Koordinator Masyarakat Pemantau Pilkada Indonesia Arifin Nur Cahyono mengatakan, desakan itu dikarenakan langkah Caroll Senduk yang berstatus petahana, melakukan pergantian terhadap 19 jabatan pada Pemerintah Kota Tomohon tanggal 22 Maret 2024.
"Diduga pelantikan tersebut dilaksanakan oleh Walikota Caroll Senduk yang dihadiri juga oleh Sekretaris Daerah Kota Tomohon Edwin Roring," ujar Arifin kepada wartawan, Kamis (5/9).
Arifin mengungkapkan, bahwa 19 pejabat yang dilantik pada tanggal 22 Maret 2024 tersebut di atas mulai melaksanakan tugas pada hari Senin, 25 Maret 2024 berdasarkan SK yang dibacakan secara kolektif saat pelantikan.
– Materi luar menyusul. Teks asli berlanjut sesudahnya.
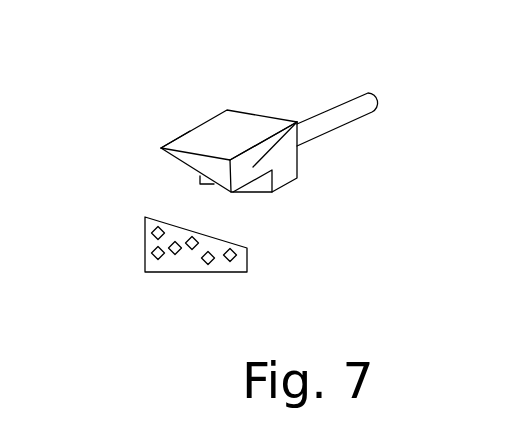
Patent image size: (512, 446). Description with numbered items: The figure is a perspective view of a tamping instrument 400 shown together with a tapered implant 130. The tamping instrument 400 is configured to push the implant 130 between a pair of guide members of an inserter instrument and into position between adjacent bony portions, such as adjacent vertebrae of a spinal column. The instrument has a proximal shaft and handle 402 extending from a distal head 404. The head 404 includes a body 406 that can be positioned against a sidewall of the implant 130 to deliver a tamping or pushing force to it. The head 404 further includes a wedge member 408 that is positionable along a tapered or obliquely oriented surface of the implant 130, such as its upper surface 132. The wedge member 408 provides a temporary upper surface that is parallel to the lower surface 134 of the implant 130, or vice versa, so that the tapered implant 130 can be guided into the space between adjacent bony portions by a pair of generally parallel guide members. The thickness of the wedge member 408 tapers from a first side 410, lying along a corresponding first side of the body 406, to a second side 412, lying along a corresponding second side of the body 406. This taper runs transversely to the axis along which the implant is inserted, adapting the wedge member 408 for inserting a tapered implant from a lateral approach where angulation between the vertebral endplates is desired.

The tamping instrument 400 is at (362, 174).
The proximal shaft and handle 402 is at (372, 112).
The distal head 404 is at (253, 98).
The body 406 is at (283, 175).
The wedge member 408 is at (192, 162).
The first side 410 is at (297, 122).
The second side 412 is at (172, 145).
The implant 130 is at (281, 283).
The upper surface 132 is at (210, 230).
The lower surface 134 is at (173, 272).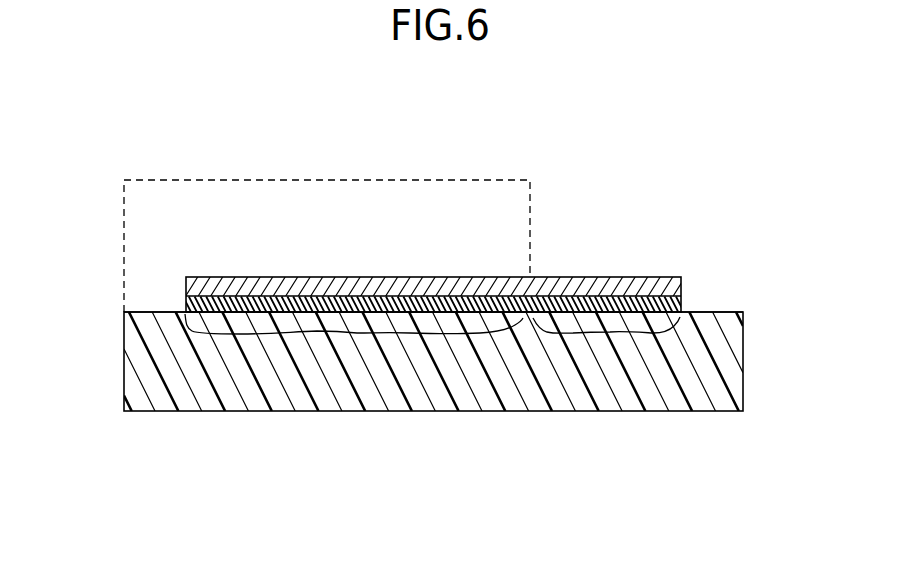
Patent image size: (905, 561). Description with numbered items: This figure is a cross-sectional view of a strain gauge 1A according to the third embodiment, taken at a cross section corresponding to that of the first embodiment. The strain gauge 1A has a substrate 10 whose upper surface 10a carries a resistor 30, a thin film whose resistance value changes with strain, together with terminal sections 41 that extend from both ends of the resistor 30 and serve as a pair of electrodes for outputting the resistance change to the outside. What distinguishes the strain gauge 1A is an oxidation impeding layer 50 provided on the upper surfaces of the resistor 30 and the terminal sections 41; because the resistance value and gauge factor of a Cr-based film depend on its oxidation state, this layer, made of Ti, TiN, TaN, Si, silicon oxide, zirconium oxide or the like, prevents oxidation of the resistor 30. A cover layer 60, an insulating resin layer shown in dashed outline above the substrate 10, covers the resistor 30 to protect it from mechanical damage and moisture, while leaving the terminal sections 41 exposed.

The strain gauge 1A is at (78, 158).
The substrate 10 is at (140, 360).
The upper surface of the substrate 10a is at (148, 312).
The resistor 30 is at (357, 333).
The terminal sections 41 is at (612, 333).
The oxidation impeding layer 50 is at (665, 283).
The cover layer 60 is at (423, 180).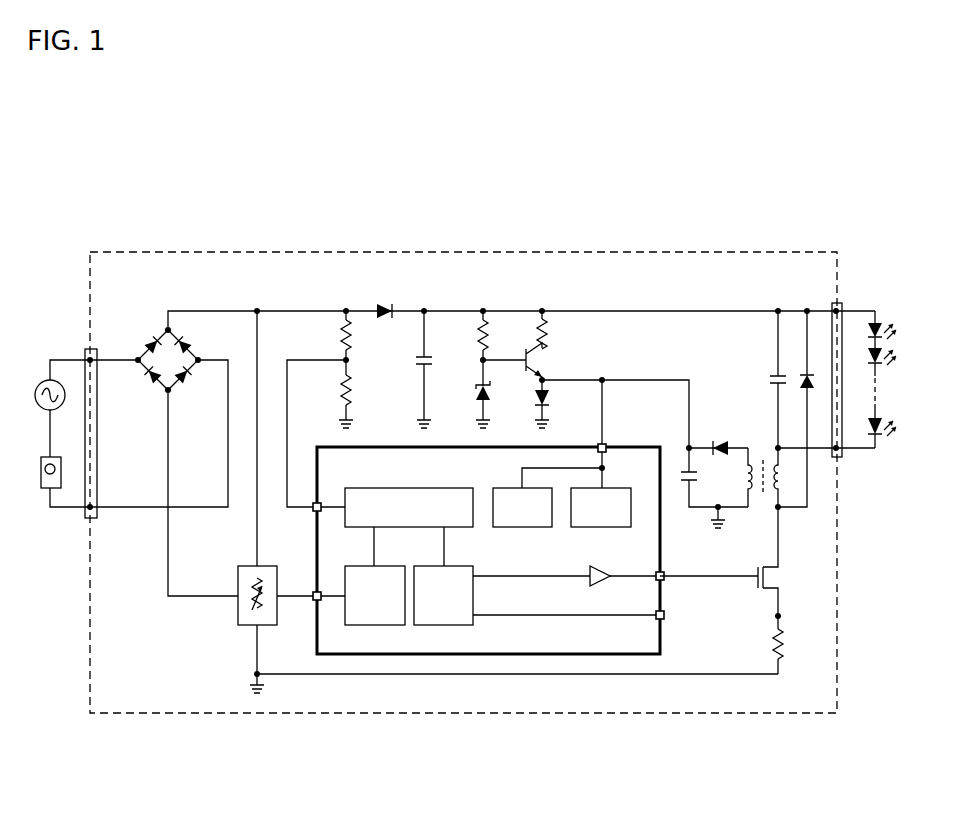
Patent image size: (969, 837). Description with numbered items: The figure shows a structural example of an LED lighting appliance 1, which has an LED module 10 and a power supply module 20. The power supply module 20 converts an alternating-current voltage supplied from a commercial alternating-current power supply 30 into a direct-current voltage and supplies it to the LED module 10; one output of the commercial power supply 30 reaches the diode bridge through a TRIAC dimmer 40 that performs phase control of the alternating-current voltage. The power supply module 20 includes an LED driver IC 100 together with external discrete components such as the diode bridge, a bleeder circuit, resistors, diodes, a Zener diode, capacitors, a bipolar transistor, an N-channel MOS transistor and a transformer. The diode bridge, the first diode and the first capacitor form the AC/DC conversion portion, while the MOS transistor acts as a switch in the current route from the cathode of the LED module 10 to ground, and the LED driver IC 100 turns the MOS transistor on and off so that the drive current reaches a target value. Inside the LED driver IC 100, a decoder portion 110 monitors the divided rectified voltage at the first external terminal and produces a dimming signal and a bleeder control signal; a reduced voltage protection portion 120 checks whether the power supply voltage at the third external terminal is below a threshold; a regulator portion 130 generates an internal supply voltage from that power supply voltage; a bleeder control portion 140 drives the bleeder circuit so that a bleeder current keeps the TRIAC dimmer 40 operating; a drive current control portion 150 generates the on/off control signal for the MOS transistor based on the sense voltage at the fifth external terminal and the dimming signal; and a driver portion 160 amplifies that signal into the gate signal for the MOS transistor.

Caroll melakukan pergantian pejabat pada 22 Maret 2024 tanpa mengantongi izin dari Menteri Dalam Negeri Tito Karnavian. Caroll diduga telah melanggar Pasal 71 ayat (2) UU 10/2016 tentang Pilkada.
Aturan itu melarang kepala daerah, termasuk walikota, melakukan rolling jabatan dalam waktu enam bulan sebelum penetapan pasangan calon, kecuali dengan izin tertulis dari Menteri Dalam Negeri
"Sementara pelantikan tersebut belum mendapatkan izin resmi dari Kementerian Dalam Negeri. Pemerintah Kota Tomohon baru meminta ijin kepada Kementerian Dalam Negeri pada Tanggal 29 Maret 2024," ungkapnya.
Lebih lanjut, Arifin menegaskan, Caroll Senduk sebagai Walikota Tomohon yang mencalonkan diri lagi, masuk sebagai Kepala daerah atau penjabat kepala daerah yang melakukan mutasi atau penggantian pejabat menjelang pilkada.
Sehingga, lanjutnya, Caroll bisa dikenai sanksi pidana, sebagaimana diatur di dalam UU 10/2016 tentang Pilkada. Larangan mutasi ini berlaku 6 bulan terhitung sebelum penetapan pasangan calon kepala daerah oleh KPU RI.
"Carrol Senduk adalah Pejabat yang melanggar ketentuan Pasal 71 ayat (2) atau Pasal 162 ayat (3) dipidana dengan pidana penjara paling singkat 1 (satu) bulan atau paling lama 6 (enam) bulan dan/atau denda paling sedikit Rp600.000,00 atau paling banyak Rp6.000.000,00," demikian Arifin mengutip bunyi pasal 190 UU Pilkada.